Usted está aquí: domingo 2 de abril de 2006 Política El poder que se va: ¿qué nos queda?

Rolando Cordera Campos

El poder que se va: ¿qué nos queda?

Podríamos decir: tenemos lo que merecemos. Sembramos, o dejamos de hacerlo, y la cosecha es correspondiente. Tras mucho alegar, documentar, advertir, se impuso el criterio único: el poder todavía es el poder y los senadores que dicen protagonizar la mayoría republicana no muestran otra cosa que una gran capacidad de adaptación a la máxima que todavía hoy ilumina la democracia mexicana tan escuálida como criatura de la Montaña Mixteca: el poder es el poder, y aunque se vista de códigos y verso jurídico, de pluralismo o cabildeo profesional y bien vestido, poder concentrado se queda.
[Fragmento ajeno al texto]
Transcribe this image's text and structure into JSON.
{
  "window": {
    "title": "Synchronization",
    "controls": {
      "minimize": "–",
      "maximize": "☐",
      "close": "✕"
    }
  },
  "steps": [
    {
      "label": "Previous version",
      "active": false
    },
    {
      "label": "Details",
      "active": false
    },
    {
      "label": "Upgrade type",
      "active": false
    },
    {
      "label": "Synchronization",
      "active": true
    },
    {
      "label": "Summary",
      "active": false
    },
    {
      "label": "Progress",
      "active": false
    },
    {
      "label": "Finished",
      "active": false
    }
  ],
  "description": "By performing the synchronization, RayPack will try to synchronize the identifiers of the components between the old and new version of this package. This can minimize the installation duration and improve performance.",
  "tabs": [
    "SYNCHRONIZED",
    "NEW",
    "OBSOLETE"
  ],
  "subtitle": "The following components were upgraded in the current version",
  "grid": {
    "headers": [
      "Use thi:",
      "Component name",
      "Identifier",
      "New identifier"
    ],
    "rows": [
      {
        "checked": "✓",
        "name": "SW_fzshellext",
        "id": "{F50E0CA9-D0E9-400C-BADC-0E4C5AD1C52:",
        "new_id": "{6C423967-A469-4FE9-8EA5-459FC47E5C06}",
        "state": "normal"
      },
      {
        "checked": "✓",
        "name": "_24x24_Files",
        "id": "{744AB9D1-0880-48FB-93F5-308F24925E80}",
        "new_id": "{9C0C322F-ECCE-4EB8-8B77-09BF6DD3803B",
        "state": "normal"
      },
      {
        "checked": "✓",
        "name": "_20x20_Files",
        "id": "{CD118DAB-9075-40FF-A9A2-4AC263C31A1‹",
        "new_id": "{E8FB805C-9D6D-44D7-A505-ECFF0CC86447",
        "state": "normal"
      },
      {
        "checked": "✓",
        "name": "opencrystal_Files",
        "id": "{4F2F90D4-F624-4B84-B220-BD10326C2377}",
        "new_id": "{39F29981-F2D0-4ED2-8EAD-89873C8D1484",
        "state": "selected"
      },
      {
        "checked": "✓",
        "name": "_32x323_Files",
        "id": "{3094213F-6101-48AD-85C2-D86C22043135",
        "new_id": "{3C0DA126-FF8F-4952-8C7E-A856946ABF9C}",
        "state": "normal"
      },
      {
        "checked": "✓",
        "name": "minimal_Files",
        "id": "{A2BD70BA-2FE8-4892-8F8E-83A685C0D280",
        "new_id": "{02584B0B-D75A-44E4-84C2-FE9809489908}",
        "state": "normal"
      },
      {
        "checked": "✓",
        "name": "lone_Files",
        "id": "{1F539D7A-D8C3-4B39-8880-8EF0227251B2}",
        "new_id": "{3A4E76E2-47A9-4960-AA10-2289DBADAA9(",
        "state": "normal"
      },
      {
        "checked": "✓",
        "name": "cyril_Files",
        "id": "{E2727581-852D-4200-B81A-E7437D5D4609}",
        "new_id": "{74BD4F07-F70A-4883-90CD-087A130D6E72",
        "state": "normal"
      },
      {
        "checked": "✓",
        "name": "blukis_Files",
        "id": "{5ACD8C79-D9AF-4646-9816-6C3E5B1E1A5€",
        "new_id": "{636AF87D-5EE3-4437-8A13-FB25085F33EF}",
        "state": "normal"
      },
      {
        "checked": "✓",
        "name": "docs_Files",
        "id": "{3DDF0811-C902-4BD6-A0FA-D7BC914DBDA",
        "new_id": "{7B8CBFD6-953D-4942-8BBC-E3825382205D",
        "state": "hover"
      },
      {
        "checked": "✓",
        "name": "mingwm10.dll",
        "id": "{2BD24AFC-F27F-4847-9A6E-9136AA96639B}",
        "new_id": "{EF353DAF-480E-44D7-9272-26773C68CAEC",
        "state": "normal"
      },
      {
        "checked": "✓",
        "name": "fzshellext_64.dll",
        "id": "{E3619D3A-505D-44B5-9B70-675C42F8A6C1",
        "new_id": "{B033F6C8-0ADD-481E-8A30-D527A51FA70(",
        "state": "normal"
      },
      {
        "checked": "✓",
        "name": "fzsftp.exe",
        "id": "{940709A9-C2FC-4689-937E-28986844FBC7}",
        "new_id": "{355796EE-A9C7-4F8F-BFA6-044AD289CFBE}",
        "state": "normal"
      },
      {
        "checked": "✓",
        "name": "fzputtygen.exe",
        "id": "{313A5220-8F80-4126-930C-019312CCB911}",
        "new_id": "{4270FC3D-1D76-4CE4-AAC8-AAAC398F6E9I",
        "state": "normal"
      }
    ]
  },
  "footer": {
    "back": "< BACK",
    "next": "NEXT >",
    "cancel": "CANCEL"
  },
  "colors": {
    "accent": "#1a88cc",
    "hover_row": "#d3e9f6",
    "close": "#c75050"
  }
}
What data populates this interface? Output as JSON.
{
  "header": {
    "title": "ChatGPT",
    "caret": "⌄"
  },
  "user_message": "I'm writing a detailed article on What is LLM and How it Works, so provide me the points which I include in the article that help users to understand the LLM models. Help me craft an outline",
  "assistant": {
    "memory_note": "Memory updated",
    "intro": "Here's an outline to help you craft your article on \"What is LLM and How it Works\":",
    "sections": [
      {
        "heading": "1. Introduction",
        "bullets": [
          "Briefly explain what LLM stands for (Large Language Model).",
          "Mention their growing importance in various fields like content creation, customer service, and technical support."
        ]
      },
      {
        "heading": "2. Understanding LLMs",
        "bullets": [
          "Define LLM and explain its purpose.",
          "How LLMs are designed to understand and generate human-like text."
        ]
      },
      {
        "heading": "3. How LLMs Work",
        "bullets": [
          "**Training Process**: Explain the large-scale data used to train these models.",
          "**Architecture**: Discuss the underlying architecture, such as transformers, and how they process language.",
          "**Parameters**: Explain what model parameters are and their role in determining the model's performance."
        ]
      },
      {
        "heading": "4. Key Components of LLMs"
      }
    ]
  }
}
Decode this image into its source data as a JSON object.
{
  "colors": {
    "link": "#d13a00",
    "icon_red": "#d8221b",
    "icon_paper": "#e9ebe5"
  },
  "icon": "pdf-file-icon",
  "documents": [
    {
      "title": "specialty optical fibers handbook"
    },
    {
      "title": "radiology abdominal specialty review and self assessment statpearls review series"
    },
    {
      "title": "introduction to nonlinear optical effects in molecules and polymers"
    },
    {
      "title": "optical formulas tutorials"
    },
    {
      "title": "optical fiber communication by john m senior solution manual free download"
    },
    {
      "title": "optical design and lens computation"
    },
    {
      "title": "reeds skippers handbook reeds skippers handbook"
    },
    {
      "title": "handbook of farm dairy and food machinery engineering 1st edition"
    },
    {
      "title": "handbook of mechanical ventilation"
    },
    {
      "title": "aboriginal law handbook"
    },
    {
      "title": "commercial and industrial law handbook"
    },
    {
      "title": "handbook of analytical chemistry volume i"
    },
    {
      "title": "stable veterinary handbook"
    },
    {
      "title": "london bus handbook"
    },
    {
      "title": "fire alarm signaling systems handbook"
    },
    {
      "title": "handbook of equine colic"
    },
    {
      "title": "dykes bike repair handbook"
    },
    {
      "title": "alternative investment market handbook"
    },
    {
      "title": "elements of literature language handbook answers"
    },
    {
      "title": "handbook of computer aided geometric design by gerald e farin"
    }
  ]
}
El juego de malos ingenios de la mayoría que se decidió a pasar la historia como fiel e incondicional intérprete de ese poder, que poco tiene que ver con el código democrático o con el arcano de la República, chocó la noche del jueves y se diluyó cual faramalla mal temperada con el muro argumental de una minoría decidida a dejar su huella en el diario de los debates del Senado como una postura ejemplar del pluralismo que alguna vez México tendrá. Por lo pronto, se trata todavía de una minoría testimonial, a pesar de la calidad de su testimonio. Que el presidente del Senado le juegue al hermeneuta del reglamento para dejar con el bat al hombro al senador Bartlett, es anécdota para otra bitácora.

¿Qué se jugó esa noche en Xicoténcatl? No necesariamente el futuro democrático del país, que como en otras ocasiones se las arreglará para seguirlo siendo. Lo que se jugó y se perdió fue la respetabilidad del Congreso de la Unión y, lo más grave dada la circunstancia política presente, se vulneró la credibilidad de los órganos colegiados y representativos del Estado. Lo que se aúna a los graves daños que a ese respecto han sufrido o se han infligido la Suprema Corte y el IFE.

Corremos a una situación de erosión de la trama de legitimidad construida a duras penas y contracorriente en los años finales del tránsito a la democracia representativa. Los partidos y sus duelistas no parecen tomar nota de esto, o bien cuentan con información privilegiada de la que parecen carecer el presidente del IFE y el de la Suprema Corte. Pero el hecho es que, sea o no motivo de titulares de estruendo o de airado manifiesto de las ONG de la ocasión, lo ocurrido en estas semanas en el Senado confirma la enorme debilidad de nuestra construcción democrática y representativa, y revela la fortaleza de los poderes fácticos que se redescubrieron como tales gracias a la desastrosa alternancia del presidente Vicente Fox y su partido.

De cómo va a funcionar un poder del Estado tan mermado y desgastado en las vísperas de unos auténticos tiempos de cólera, es algo de lo que los pretendientes al mando del Estado deberían empezar a ocuparse ya. Pierdan o ganen, su responsabilidad no es renunciable ni transferible y es el momento de que los tres muestren que son capaces de hacerse cargo de una situación que no crearon directamente pero de la que tendrán que ocuparse sin descargo ante lo que no podrá ser sino una gran crisis de un Estado que dio de sí gracias al entusiasmo con el que giraron contra sus recursos sus herederos finales, irónicamente los descendientes directos de sus enemigos más feroces.

Los días del régimen que pudo darse el lujo de procesar desde la cumbre su derrota están ya contados. Lo que tienen que hacer los que quieren mandar es asumir que viven en el aire o colgados de alfileres y que los abusos de poder y prepotencia que hemos vivido en estos días no pueden ser el ámbito propicio para recuperar la República y defender la democracia. De no encarar el desafío, no serán otra cosa que sirvientes regañones de una oligarquía que no tiene futuro, aunque se vista de technicolor.